Some of McKinley's other books may be more her original creations, but might still be considered folktales. In the months ahead I'll be reading the books about Damar, which is mentioned here as if it was historical. The Queen came from another country, one that Deerskin is set in. In addition to that, Rosie mentions reading stories about a queen who fell in love with the king's favorite knight, which is probably about Guinevere and Lancelot. The fairy Ikor talks about Caerleon, which I learned while reading Nicola Griffith's Spear is speculated as being the true location of Camelot. I even began suspecting Ikor was actually Merlin (who is also mentioned), but either he's not or it wasn't revealed to be so. Any of those, along with many others, can be blended into new and fascinating stories, since fairy tales are the embodiment of humanity's spirit, our hopes and dreams, but also our fears and anxieties. Until we get to the end, if there is an end to the story, we can't know what the fates will decide. As a character says here, when he is trying to figure out how he fits into the narrative, "It is not a story with the happy ending already written and waiting for us to turn the pages."

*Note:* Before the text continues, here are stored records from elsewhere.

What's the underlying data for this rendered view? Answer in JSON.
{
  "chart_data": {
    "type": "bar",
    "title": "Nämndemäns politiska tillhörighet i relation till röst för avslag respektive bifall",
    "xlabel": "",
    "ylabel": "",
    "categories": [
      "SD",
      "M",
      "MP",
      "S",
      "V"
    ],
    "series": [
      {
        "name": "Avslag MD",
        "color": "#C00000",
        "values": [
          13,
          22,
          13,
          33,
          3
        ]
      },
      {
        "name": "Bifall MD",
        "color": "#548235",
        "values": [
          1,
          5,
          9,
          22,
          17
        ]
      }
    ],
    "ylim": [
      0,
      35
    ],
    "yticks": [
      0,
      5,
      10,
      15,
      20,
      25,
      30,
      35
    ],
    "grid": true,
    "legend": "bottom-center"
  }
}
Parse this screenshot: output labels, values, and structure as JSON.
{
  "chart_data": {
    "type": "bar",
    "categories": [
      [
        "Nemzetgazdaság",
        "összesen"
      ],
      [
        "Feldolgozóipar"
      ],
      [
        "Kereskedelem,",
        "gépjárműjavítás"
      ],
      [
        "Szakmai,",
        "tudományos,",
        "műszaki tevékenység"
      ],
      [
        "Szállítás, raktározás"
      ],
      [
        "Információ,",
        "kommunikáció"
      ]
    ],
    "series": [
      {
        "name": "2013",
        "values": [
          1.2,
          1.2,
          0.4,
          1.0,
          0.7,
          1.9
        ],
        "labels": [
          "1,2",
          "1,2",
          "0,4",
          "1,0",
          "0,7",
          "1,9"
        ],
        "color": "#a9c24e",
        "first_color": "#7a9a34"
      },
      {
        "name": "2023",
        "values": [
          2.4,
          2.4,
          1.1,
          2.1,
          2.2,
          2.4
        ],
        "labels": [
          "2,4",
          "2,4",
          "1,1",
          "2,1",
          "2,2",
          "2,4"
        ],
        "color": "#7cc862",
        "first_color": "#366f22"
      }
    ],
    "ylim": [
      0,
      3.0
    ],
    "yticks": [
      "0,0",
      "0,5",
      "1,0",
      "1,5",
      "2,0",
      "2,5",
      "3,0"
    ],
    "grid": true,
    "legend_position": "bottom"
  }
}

McKinley's narrative talents are superb. The characters are well drawn, their development logical, even though at times also unexpected. Descriptive detail of the country and its traditions are meticulous, including the various levels of magic, which is both desperately needed and feared. We do get a happy ending, several as a matter of fact, but there is no guarantee they will be ever after. I'd love to read another book that follows how the new Queen's reign might differ from before, and a prequel for Katriona and Aunt would be welcome too. Alas, that probably won't happen, so I'll have to be content to fill in the blanks myself. And look forward to more of McKinley's literary magic. Now I just have to decide which book will be next.